We are reviewing our next newsletter, which is all about Kubernetes and I thought that I would share an article about Java running on Kubernetes here first.
The 2026 State of Java on Kubernetes report by Akamas highlights a growing “performance tax” being paid by teams relying on container defaults. Despite Java 17/21 modernization, the data shows that 60% of JVMs still run with an unset Garbage Collector, leading to major efficiency gaps.
The 25% Heap Paradox: By default, the JVM often only allocates ~25% of container memory to the heap. If you request 2GB but don’t set MaxRAMPercentage, you’re effectively paying for 1.5GB of overhead that your app can’t even touch, leading to premature GC thrashing.
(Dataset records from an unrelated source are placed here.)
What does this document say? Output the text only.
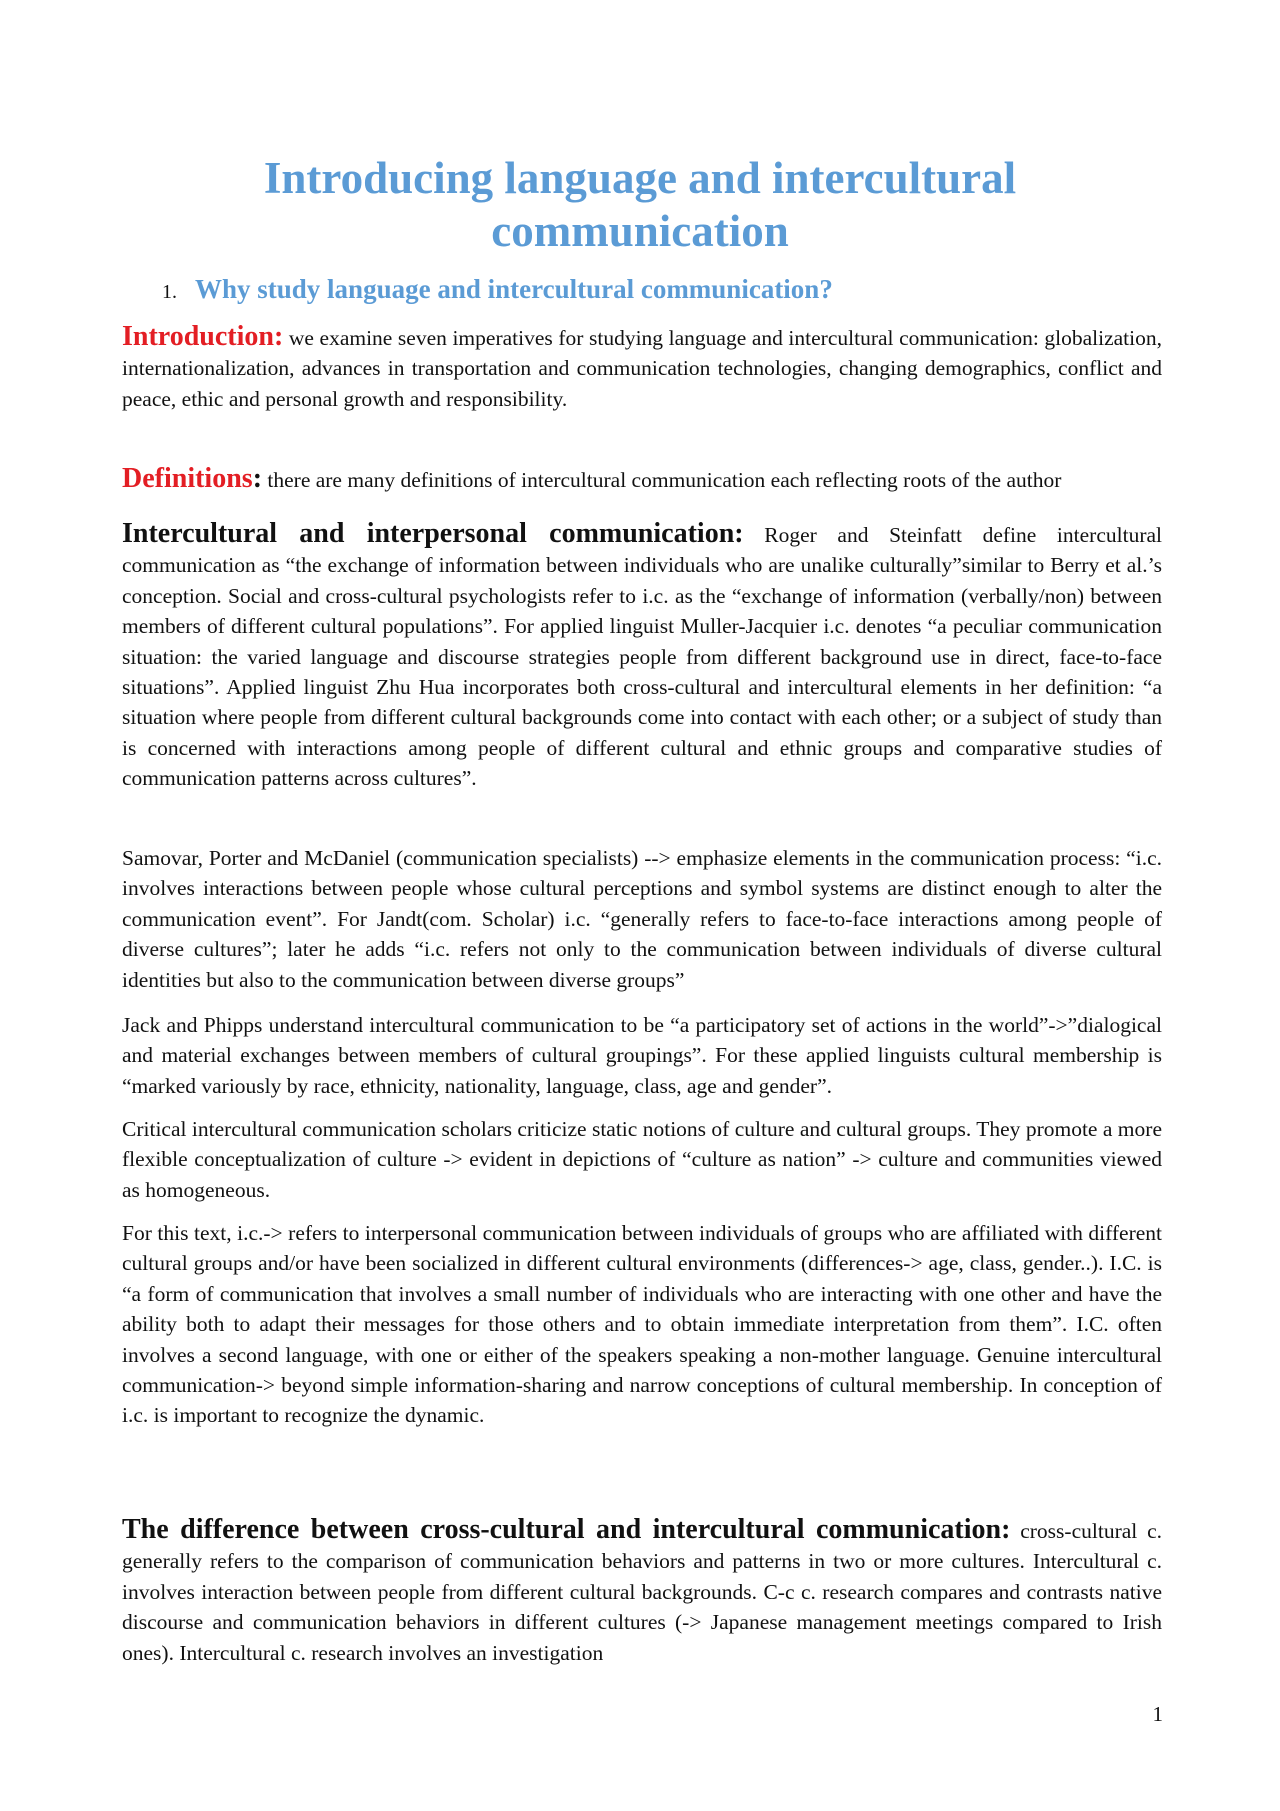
Introducing language and intercultural communication
1. Why study language and intercultural communication?

Introduction: we examine seven imperatives for studying language and intercultural communication: globalization, internationalization, advances in transportation and communication technologies, changing demographics, conflict and peace, ethic and personal growth and responsibility.

Definitions: there are many definitions of intercultural communication each reflecting roots of the author

Intercultural and interpersonal communication: Roger and Steinfatt define intercultural communication as “the exchange of information between individuals who are unalike culturally”similar to Berry et al.’s conception. Social and cross-cultural psychologists refer to i.c. as the “exchange of information (verbally/non) between members of different cultural populations”. For applied linguist Muller-Jacquier i.c. denotes “a peculiar communication situation: the varied language and discourse strategies people from different background use in direct, face-to-face situations”. Applied linguist Zhu Hua incorporates both cross-cultural and intercultural elements in her definition: “a situation where people from different cultural backgrounds come into contact with each other; or a subject of study than is concerned with interactions among people of different cultural and ethnic groups and comparative studies of communication patterns across cultures”.

Samovar, Porter and McDaniel (communication specialists) --> emphasize elements in the communication process: “i.c. involves interactions between people whose cultural perceptions and symbol systems are distinct enough to alter the communication event”. For Jandt(com. Scholar) i.c. “generally refers to face-to-face interactions among people of diverse cultures”; later he adds “i.c. refers not only to the communication between individuals of diverse cultural identities but also to the communication between diverse groups”

Jack and Phipps understand intercultural communication to be “a participatory set of actions in the world”->”dialogical and material exchanges between members of cultural groupings”. For these applied linguists cultural membership is “marked variously by race, ethnicity, nationality, language, class, age and gender”.

Critical intercultural communication scholars criticize static notions of culture and cultural groups. They promote a more flexible conceptualization of culture -> evident in depictions of “culture as nation” -> culture and communities viewed as homogeneous.

For this text, i.c.-> refers to interpersonal communication between individuals of groups who are affiliated with different cultural groups and/or have been socialized in different cultural environments (differences-> age, class, gender..). I.C. is “a form of communication that involves a small number of individuals who are interacting with one other and have the ability both to adapt their messages for those others and to obtain immediate interpretation from them”. I.C. often involves a second language, with one or either of the speakers speaking a non-mother language. Genuine intercultural communication-> beyond simple information-sharing and narrow conceptions of cultural membership. In conception of i.c. is important to recognize the dynamic.

The difference between cross-cultural and intercultural communication: cross-cultural c. generally refers to the comparison of communication behaviors and patterns in two or more cultures. Intercultural c. involves interaction between people from different cultural backgrounds. C-c c. research compares and contrasts native discourse and communication behaviors in different cultures (-> Japanese management meetings compared to Irish ones). Intercultural c. research involves an investigation

1
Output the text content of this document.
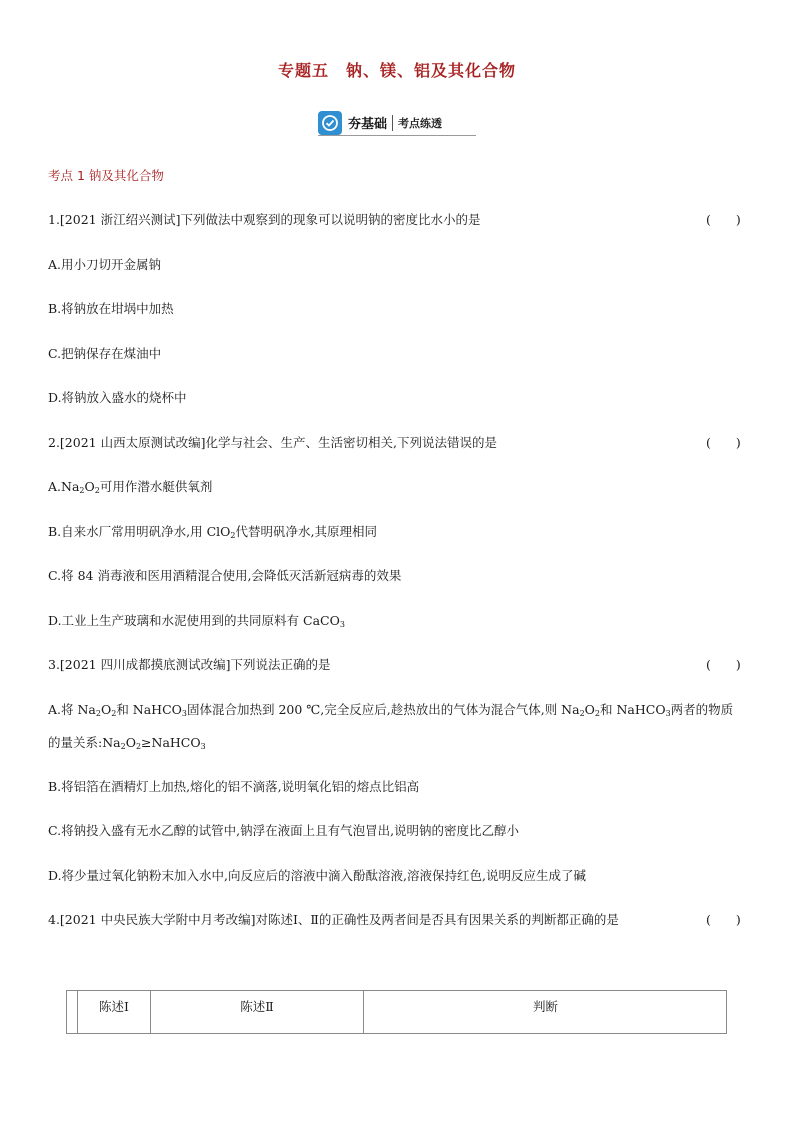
专题五　钠、镁、铝及其化合物
夯基础 考点练透
考点 1 钠及其化合物
1.[2021 浙江绍兴测试]下列做法中观察到的现象可以说明钠的密度比水小的是	(　　)
A.用小刀切开金属钠
B.将钠放在坩埚中加热
C.把钠保存在煤油中
D.将钠放入盛水的烧杯中
2.[2021 山西太原测试改编]化学与社会、生产、生活密切相关,下列说法错误的是	(　　)
$A.Na_2O_2$可用作潜水艇供氧剂
B.自来水厂常用明矾净水,用 ClO$_2$代替明矾净水,其原理相同
C.将 84 消毒液和医用酒精混合使用,会降低灭活新冠病毒的效果
D.工业上生产玻璃和水泥使用到的共同原料有 CaCO$_3$
3.[2021 四川成都摸底测试改编]下列说法正确的是	(　　)
A.将 $Na_2O_2$和 NaHCO$_3$固体混合加热到 200 ℃,完全反应后,趁热放出的气体为混合气体,则 $Na_2O_2$和 NaHCO$_3$两者的物质
的量关系$:Na_2O_2\ge NaHCO_3$
B.将铝箔在酒精灯上加热,熔化的铝不滴落,说明氧化铝的熔点比铝高
C.将钠投入盛有无水乙醇的试管中,钠浮在液面上且有气泡冒出,说明钠的密度比乙醇小
D.将少量过氧化钠粉末加入水中,向反应后的溶液中滴入酚酞溶液,溶液保持红色,说明反应生成了碱
4.[2021 中央民族大学附中月考改编]对陈述Ⅰ、Ⅱ的正确性及两者间是否具有因果关系的判断都正确的是	(　　)
陈述Ⅰ	陈述Ⅱ	判断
CPU Throttling & Micro-bursting: Standard CFS quotas often penalize the JVM during JIT compilation or concurrent GC phases. The report found that larger replicas (e.g., 2 replicas with 3 CPUs) significantly outperform small, fragmented ones (6 replicas with 1 CPU) due to reduced context switching and better “breathing room” for background GC threads.
The G1GC Collision: On smaller nodes (exactly 2 CPUs), G1GC’s parallel worker threads can actually crowd out your application logic, turning a “modern” collector into a bottleneck due to core contention.
The Takeaway: If you aren’t explicitly aligning your MaxRAMPercentage and tuning ParallelGCThreads to your actual K8s limits, your “cloud-native” Java is not giving you the performance you expect.